Salvini to France, We are not EU refugee camps

ROME - Italy's Interior Minister Matteo Salvini has hit out at French NGOs SOS Mediterranée and Médecins Sans Frontières (Doctors Without Borders) after they announced on Monday the resumption of migrant search and rescue operations in the Mediterranean aboard new ship Ocean Viking. 

  Mr Salvini responded by attacking the NGOs, which operated on the Aquarius ship up until 2018.

 "Now they are also leaving the North Sea to help the smugglers in the Mediterranean," he said. 

 Flying the Norwegian flag, Ocean Viking will operate with a crew of 31 members, including 13 SOS Mediterranée sea rescuers and nine members of Doctors Without Borders. 

 "For a year now, we have seen a deterioration in the EU's response to the human tragedy in the Mediterranean," said Frédéric Penard, director of operations for SOS Mediterranée.

 "Let's go back to the sea to save lives," added Claudia Lodesani, president of MSF in Italy. "We cannot remain silent while vulnerable people endure avoidable suffering."

 In recent days Mr Salvini had said "the repeated transshipment of illegal immigrants by private ships objectively constitutes an essential link of a more structured and organised chain that leads to the violation of the rules on the legal entry of persons into the European Union."

 Meanwhile the clash with France and Germany on migratory policies and aid to migrants continues, after Paris and Berlin had asked at the EU summit last week that a document be approved on the landings that would oblige countries facing the Mediterranean to allow migrants to dock.

 "Italy is no longer the refugee camp of Brussels, Paris, Berlin. And it is no longer willing to welcome all immigrants arriving in Europe," Mr Salvini wrote in a letter addressed to his French colleague Christophe Castaner on the eve of the meeting convened by the French government in Paris and open to the 28 EU member states, just to try to find a solution to the landings issue. 

 He has been motivated by the same reasons behind the clash with Castaner and with German minister Horst Seehofer at the informal summit in Helsinki: in the draft of the document that will be brought to tomorrow's meeting, Paris re-proposes the Franco-German proposition which states that migrants should be landed in the "safest nearby port," a proposal already rejected by Italy and Malta in Finland. It is necessary, reads the draft, for a "more predictable and efficient mechanism" to "allow the safe, dignified and rapid landing" of migrants rescued in the "nearest safe harbor." Landings that "should be carried out as quickly as possible, taking into account the vulnerability of the persons concerned and the reception capacities at the ports of landing."

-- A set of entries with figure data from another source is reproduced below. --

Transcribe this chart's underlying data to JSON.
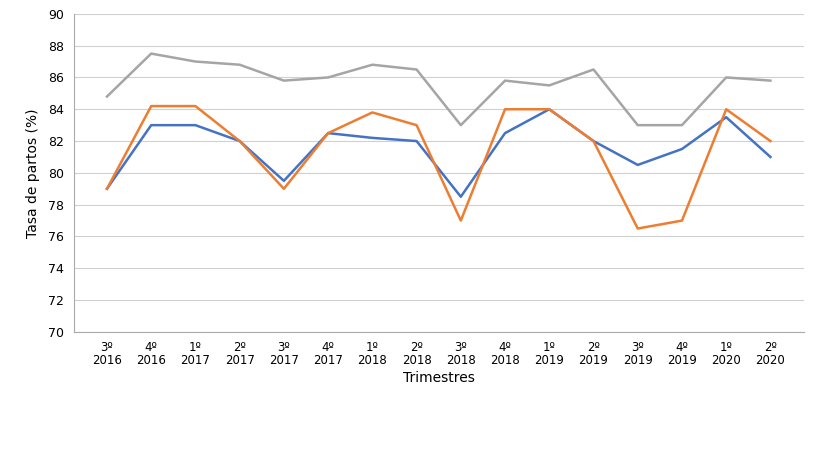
{
  "x_labels_top": [
    "3º",
    "4º",
    "1º",
    "2º",
    "3º",
    "4º",
    "1º",
    "2º",
    "3º",
    "4º",
    "1º",
    "2º",
    "3º",
    "4º",
    "1º",
    "2º"
  ],
  "x_labels_bot": [
    "2016",
    "2016",
    "2017",
    "2017",
    "2017",
    "2017",
    "2018",
    "2018",
    "2018",
    "2018",
    "2019",
    "2019",
    "2019",
    "2019",
    "2020",
    "2020"
  ],
  "ciclo1": [
    79.0,
    83.0,
    83.0,
    82.0,
    79.5,
    82.5,
    82.2,
    82.0,
    78.5,
    82.5,
    84.0,
    82.0,
    80.5,
    81.5,
    83.5,
    81.0
  ],
  "ciclo2": [
    79.0,
    84.2,
    84.2,
    82.0,
    79.0,
    82.5,
    83.8,
    83.0,
    77.0,
    84.0,
    84.0,
    82.0,
    76.5,
    77.0,
    84.0,
    82.0
  ],
  "ciclos3a6": [
    84.8,
    87.5,
    87.0,
    86.8,
    85.8,
    86.0,
    86.8,
    86.5,
    83.0,
    85.8,
    85.5,
    86.5,
    83.0,
    83.0,
    86.0,
    85.8
  ],
  "color_ciclo1": "#4472C4",
  "color_ciclo2": "#ED7D31",
  "color_ciclos3a6": "#A5A5A5",
  "ylabel": "Tasa de partos (%)",
  "xlabel": "Trimestres",
  "ylim": [
    70,
    90
  ],
  "yticks": [
    70,
    72,
    74,
    76,
    78,
    80,
    82,
    84,
    86,
    88,
    90
  ],
  "line_width": 1.8
}
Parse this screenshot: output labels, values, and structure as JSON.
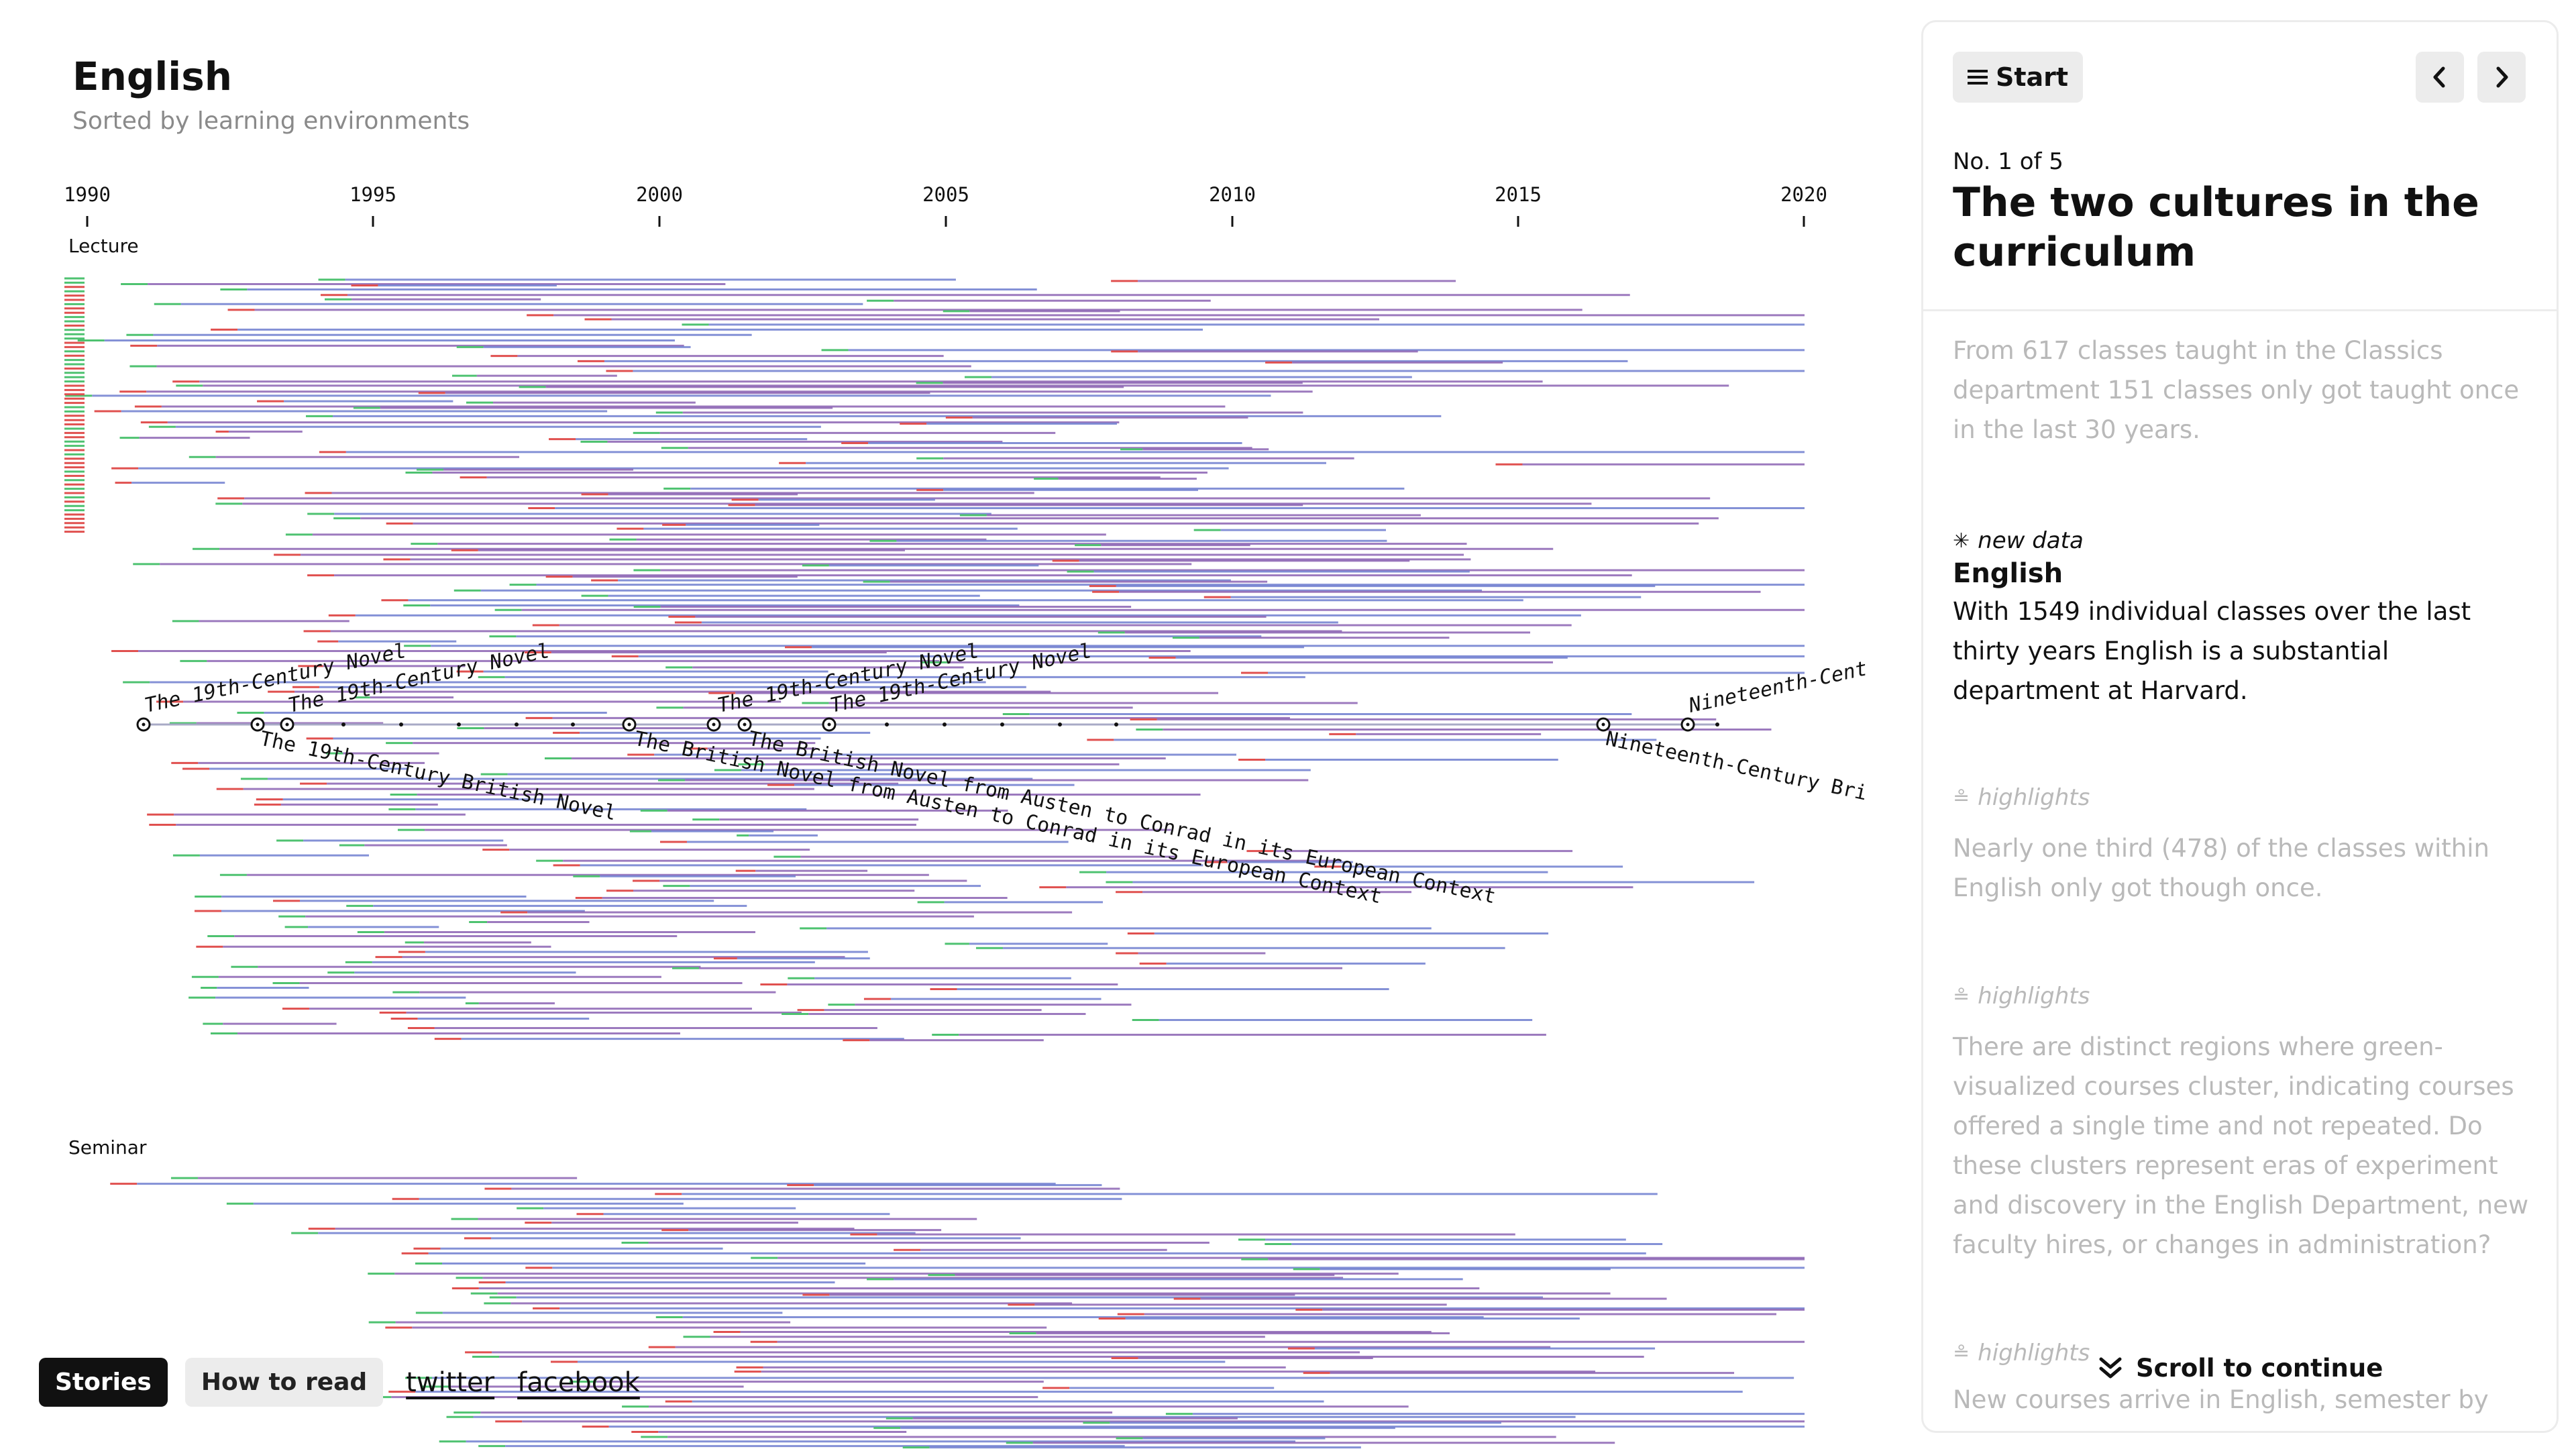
{
  "header": {
    "title": "English",
    "subtitle": "Sorted by learning environments"
  },
  "timeline": {
    "years": [
      "1990",
      "1995",
      "2000",
      "2005",
      "2010",
      "2015",
      "2020"
    ],
    "sections": [
      "Lecture",
      "Seminar"
    ],
    "highlight_titles": [
      "The 19th-Century Novel",
      "The 19th-Century Novel",
      "The 19th-Century British Novel",
      "The 19th-Century Novel",
      "The 19th-Century Novel",
      "The British Novel from Austen to Conrad in its European Context",
      "The British Novel from Austen to Conrad in its European Context",
      "Nineteenth-Cent",
      "Nineteenth-Century Bri"
    ]
  },
  "colors": {
    "line_blue": "#6f7ed0",
    "line_purple": "#8b63b3",
    "line_red": "#e0504f",
    "line_green": "#4ec270",
    "line_gray": "#a8aac6",
    "panel_border": "#ececec",
    "faded_text": "#b9b9b9"
  },
  "footer": {
    "stories_label": "Stories",
    "how_to_read_label": "How to read",
    "twitter_label": "twitter",
    "facebook_label": "facebook"
  },
  "panel": {
    "start_label": "Start",
    "story_count": "No. 1 of 5",
    "story_title": "The two cultures in the curriculum",
    "intro_text": "From 617 classes taught in the Classics department 151 classes only got taught once in the last 30 years.",
    "new_data_tag": "new data",
    "entry_title": "English",
    "entry_text": "With 1549 individual classes over the last thirty years English is a substantial department at Harvard.",
    "highlight_tag_1": "highlights",
    "highlight_text_1": "Nearly one third (478) of the classes within English only got though once.",
    "highlight_tag_2": "highlights",
    "highlight_text_2": "There are distinct regions where green-visualized courses cluster, indicating courses offered a single time and not repeated. Do these clusters represent eras of experiment and discovery in the English Department, new faculty hires, or changes in administration?",
    "highlight_tag_3": "highlights",
    "highlight_text_3": "New courses arrive in English, semester by",
    "scroll_label": "Scroll to continue"
  }
}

 "I will never sign such a document," Salvini said Thursday in Helsinki, defining the proposal as "unacceptable." And today he was back on the attack: France and Germany "cannot decide on migration policies ignoring the needs of the most exposed countries like us and Malta."

 The minister, as he had already announced, will not be in the French capital. But the technicians of the Interior Ministry who will participate in the meeting have been mandated to "move exclusively within the perimeter outlined, avoiding new and different declarations that are not consistent with the work carried out so far." 

 The position therefore remains the one expressed in the document presented by Italy and Malta at the Helsinki meeting: hotspots in all countries; mandatory redistribution of migrants; repatriation at EU level or distributed among the 28 member states plus expulsions with the creation of a list of “safe countries" so that those who come from those countries are automatically repatriated; further tightening on the NGOs; and revision of the SAR (search and rescue) rules to" “prevent abuses” that favour “illegal and uncontrolled” immigration.